BED (Browser Extensible Data) format provides a flexible way to define the data lines that are displayed in an annotation track. BED lines have three required fields (Scaffold: chromose, transcript…, the 0-based start, and the end coordinates of the sequences considered) and nine additional optional fields(name, score, strand…). The columns are separated by tabs or spaces and the number of fields per line must be consistent throughout any single set of data in an annotation track. Because of their simplicity BED files are widely use, and we will see in another post how to retreive bedfiles and analyze them using bedtools.

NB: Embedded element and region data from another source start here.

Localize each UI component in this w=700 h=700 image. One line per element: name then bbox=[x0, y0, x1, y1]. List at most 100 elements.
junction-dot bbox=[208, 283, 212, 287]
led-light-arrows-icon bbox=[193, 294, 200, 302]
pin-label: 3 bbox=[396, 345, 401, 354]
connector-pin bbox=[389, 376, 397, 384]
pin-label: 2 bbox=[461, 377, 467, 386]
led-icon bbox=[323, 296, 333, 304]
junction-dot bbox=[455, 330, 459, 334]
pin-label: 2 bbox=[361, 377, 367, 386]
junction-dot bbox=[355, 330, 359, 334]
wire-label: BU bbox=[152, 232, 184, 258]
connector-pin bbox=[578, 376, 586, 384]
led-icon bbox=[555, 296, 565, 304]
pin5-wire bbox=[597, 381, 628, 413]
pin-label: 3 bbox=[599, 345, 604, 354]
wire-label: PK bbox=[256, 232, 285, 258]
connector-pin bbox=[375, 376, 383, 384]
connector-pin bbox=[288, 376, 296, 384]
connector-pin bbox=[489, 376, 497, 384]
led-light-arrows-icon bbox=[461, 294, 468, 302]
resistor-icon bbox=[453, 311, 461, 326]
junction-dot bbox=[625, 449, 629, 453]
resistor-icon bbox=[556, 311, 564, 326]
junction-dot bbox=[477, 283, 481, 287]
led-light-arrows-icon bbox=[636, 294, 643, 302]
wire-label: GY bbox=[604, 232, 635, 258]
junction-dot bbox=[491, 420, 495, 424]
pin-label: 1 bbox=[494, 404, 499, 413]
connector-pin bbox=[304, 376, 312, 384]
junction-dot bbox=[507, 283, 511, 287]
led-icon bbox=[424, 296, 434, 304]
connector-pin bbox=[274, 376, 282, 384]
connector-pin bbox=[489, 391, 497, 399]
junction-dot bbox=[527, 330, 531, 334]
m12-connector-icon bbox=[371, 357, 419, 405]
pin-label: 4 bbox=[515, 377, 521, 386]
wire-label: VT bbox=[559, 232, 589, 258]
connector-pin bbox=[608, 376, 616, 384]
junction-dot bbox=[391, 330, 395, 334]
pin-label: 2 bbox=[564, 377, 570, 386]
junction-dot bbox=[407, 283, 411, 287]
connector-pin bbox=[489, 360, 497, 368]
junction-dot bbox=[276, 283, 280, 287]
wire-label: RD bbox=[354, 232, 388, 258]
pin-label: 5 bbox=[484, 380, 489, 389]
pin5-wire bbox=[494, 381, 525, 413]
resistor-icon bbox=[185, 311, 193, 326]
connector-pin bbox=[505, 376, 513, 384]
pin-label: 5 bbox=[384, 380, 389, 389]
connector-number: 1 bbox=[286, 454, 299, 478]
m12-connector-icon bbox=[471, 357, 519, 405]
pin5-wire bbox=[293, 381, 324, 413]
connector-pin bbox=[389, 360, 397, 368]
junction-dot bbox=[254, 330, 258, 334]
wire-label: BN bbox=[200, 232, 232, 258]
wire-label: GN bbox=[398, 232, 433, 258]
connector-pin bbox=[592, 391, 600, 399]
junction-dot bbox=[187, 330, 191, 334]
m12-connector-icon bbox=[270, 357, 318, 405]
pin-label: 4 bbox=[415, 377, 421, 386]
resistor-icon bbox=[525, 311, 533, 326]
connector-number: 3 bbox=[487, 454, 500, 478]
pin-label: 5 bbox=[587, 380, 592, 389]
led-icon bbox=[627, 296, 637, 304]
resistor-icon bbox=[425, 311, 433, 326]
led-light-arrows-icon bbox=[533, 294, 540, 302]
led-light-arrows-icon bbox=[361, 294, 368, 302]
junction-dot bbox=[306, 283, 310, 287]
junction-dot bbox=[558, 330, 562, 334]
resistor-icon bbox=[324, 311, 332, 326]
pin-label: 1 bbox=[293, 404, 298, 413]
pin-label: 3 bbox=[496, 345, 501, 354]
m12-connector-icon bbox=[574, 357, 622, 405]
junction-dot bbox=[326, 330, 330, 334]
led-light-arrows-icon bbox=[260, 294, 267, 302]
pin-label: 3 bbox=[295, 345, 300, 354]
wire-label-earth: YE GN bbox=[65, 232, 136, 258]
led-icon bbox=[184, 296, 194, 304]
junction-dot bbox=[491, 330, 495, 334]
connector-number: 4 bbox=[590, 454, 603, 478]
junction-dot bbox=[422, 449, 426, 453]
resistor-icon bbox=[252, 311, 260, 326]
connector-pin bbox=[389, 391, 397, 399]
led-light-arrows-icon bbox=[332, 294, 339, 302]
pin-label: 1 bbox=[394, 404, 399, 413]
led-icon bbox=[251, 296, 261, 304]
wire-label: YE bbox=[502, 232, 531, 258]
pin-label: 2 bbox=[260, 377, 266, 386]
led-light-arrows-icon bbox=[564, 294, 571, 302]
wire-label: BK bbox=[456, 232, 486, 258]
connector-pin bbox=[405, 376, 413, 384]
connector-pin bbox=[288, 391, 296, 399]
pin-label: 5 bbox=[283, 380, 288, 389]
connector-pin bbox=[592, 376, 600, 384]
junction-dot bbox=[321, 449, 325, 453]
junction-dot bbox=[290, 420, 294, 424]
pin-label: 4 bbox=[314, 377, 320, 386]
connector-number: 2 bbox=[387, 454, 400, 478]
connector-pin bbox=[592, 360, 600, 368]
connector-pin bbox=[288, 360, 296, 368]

chr22 10510227 10510528 AluSx1 2021 +
chr22 10514778 10515050 AluSx1 1933 +
chr22 10519673 10519746 AluJo 474 -
chr22 10520950 10521193 AluJo 1258 -
chr22 10522328 10522608 AluSg 2274 +
chr22 10528506 10528771 AluJr 1344 +
chr22 10529446 10529561 AluJo 771 +

Sequence Alignment Map (SAM)

It is a TAB-delimited text format with a:

  • Multi-line header: every line starting with ‘@’. It contains information about the number of segments, the number of sequences, the program by which it has been generation and if the sequences are sorted or not. Note that the header may be absent.
@HD VN:1.0 GO:none SO: Sorted by
@SQ SN:Chr1 LN:2992  
@SQ SN:Chr2 LN:19381
@RG ID:H100223_GAII05_0002 PL:SLX LB:wu_PII PI:400 DS:wu_0_Genome SM:wu_0
@RG ID:Wii_PER01 PL:SLX LB:wu_phaseI PI:400 DS:wu_0_Genome SM:wu_0
@PG ID:Program name VN: program version CL: Command line
@CO TM:Fri, 17 Sep 2010 12:20:13 BST WD:/lustre/scratch103/sanger/xcg/wu_0/self HN:bc-16-1-07.internal.sanger.ac.uk UN:xcg
  • body: constituted by the alignment records. Each alignment line has 11 mandatory columns that always come in the same order and contain the information that follows:
  1. QNAME : Query template NAME.
  2. FLAG: combination of multiple series of information all of which are represented in binary (bits).
  3. RNAME: Reference sequence NAME of the alignment it matches a @SQ field in the header section.
  4. POS : 1-based leftmost mapping position.
  5. MAPQ : Mapping quality.
  6. CIGAR : stands for Concise Idiosyncratic Gapped Alignment Report it describes the alignment (insertions, deletions, matches...).
  7. RNEXT : Reference sequence name of the primary alignment of the NEXT read in the template
  8. PNEXT: Position of the next read in the template. (1-based)
  9. TLEN: Template length.
  10. SEQ: Read Sequence.
  11. QUAL: Read Quality.
@SRR835775.1 1/1
readID43GYAX15:7:1:1202:19894/1 256 contig87 540849 1 65M \* 0 0 CCTGCACGAACGAAATCCGCATGCGTCTGGTCGTTGTACGGAACGGCGGTTGTGTGACGAACGGC EDDEEDEE=EE?DE??DDDBADEBEFFFDBEFFEBCBC=?BEEEE@=:?::?7?:8-6?7?@??# AS:i:0 XS:i:0 XN:i:0 XM:i:0 XO:i:0 XG:i:0 NM:i:0 MD:Z:65 YT:Z:UU

You can read more about the SAM format here.

Bam (Binary Alignment Map)

BAM files are compressed (binary) SAM files. They contain the same information.Their small size make them ideal to store alignment files. And that’s when the command line comes in handy. We will use samtools in order to view the file in the upcoming post.